Conversely many tenants are being pushed out so landlords can cash in on the short stay housing industry. Why rent an apartment for $1200 a month When you can rent it for $120 a night or $700 a week.

Some landlords have converted entire buildings into short stay hotels.

Rentals in markets with housing shortages, close to resort areas, near professional sports venues, colleges, and other highly traveled locations are in especially high demand and could produce premium revenue for your tenant or you.

Some area governments (like The City of Myrtle Beach and Horry County SC) are monitoring these sites and stepping up code enforcement activity to collect license fees and taxes. Guess who they are going after? Not the tenants, the owners! You could be on the hook for fines and penalties if your tenant is illegally renting your property.

A Queens landlord had his 3 bedroom $2500 a month apartment converted into 10 small bedrooms by his tenant who rented them out for $35 a night ($350/day).

Chirs Dannen rented rooms in his Brooklyn apartment for over a year before his land lord caught on. After making a gross profit of $20,000 he was finally served with a restraining order. His landlord, seeing the revenue potential, then converted his property management office into a suite of AirBNB rooms listed for $169 per night.

So what can you do to protect yourself or to cash-in?
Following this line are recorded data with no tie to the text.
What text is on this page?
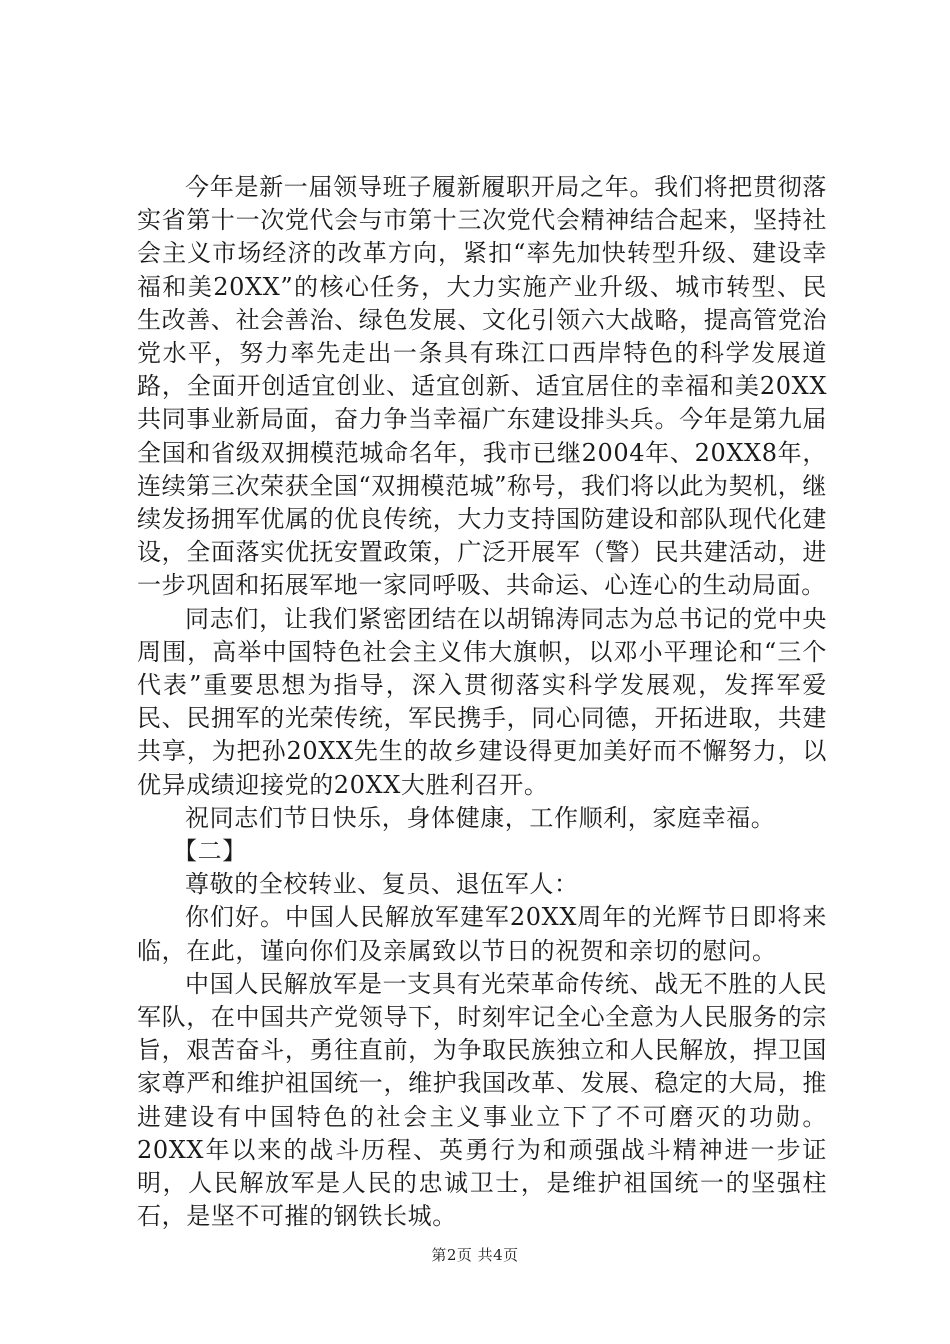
今年是新一届领导班子履新履职开局之年。我们将把贯彻落实省第十一次党代会与市第十三次党代会精神结合起来，坚持社会主义市场经济的改革方向，紧扣“率先加快转型升级、建设幸福和美20XX”的核心任务，大力实施产业升级、城市转型、民生改善、社会善治、绿色发展、文化引领六大战略，提高管党治党水平，努力率先走出一条具有珠江口西岸特色的科学发展道路，全面开创适宜创业、适宜创新、适宜居住的幸福和美20XX共同事业新局面，奋力争当幸福广东建设排头兵。今年是第九届全国和省级双拥模范城命名年，我市已继2004年、20XX8年，连续第三次荣获全国“双拥模范城”称号，我们将以此为契机，继续发扬拥军优属的优良传统，大力支持国防建设和部队现代化建设，全面落实优抚安置政策，广泛开展军（警）民共建活动，进一步巩固和拓展军地一家同呼吸、共命运、心连心的生动局面。

同志们，让我们紧密团结在以胡锦涛同志为总书记的党中央周围，高举中国特色社会主义伟大旗帜，以邓小平理论和“三个代表”重要思想为指导，深入贯彻落实科学发展观，发挥军爱民、民拥军的光荣传统，军民携手，同心同德，开拓进取，共建共享，为把孙20XX先生的故乡建设得更加美好而不懈努力，以优异成绩迎接党的20XX大胜利召开。

祝同志们节日快乐，身体健康，工作顺利，家庭幸福。

【二】

尊敬的全校转业、复员、退伍军人：

你们好。中国人民解放军建军20XX周年的光辉节日即将来临，在此，谨向你们及亲属致以节日的祝贺和亲切的慰问。

中国人民解放军是一支具有光荣革命传统、战无不胜的人民军队，在中国共产党领导下，时刻牢记全心全意为人民服务的宗旨，艰苦奋斗，勇往直前，为争取民族独立和人民解放，捍卫国家尊严和维护祖国统一，维护我国改革、发展、稳定的大局，推进建设有中国特色的社会主义事业立下了不可磨灭的功勋。20XX年以来的战斗历程、英勇行为和顽强战斗精神进一步证明，人民解放军是人民的忠诚卫士，是维护祖国统一的坚强柱石，是坚不可摧的钢铁长城。

第2页 共4页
To find out if your property is being rented on the sly, visit the short stay and bed-n-breakfast sites and search for your rental address You can also set up a Google alert for your address which will email you if that address pops up anywhere on the Internet.

Check these sites to see if short stay rentals are popular in your area and get an idea of how much income your property could generate.

Include clauses in your lease to prohibit unauthorized sub-rentals

  • Tenants can not have roommates (or paying guests) without written approval.
  • Tenants can not operate any type of business.
  • Tenants can not violate any local or state ordinances.

Landlords and property managers should discuss restrictions against sub-rentals with their tenants and get them to sign a no sub-rental lease addendum.

If you are a tenant and want to subsidize your income or offset your rent expense, make sure you work something out with your landlord first.

If you feel you have a desirable property, offer your landlord a cut in exchange for being the “on-site manager”. Being there to keep an eye on things is a big deal. People have thrown wild parties and used overnight and short stay rentals for other nefarious activities.

Regardless of whether you are a tenant or a landlord, you must comply with all local and state licensing and other housing rental laws and pay appropriate taxes.

The short term rental market is big business and is here to stay.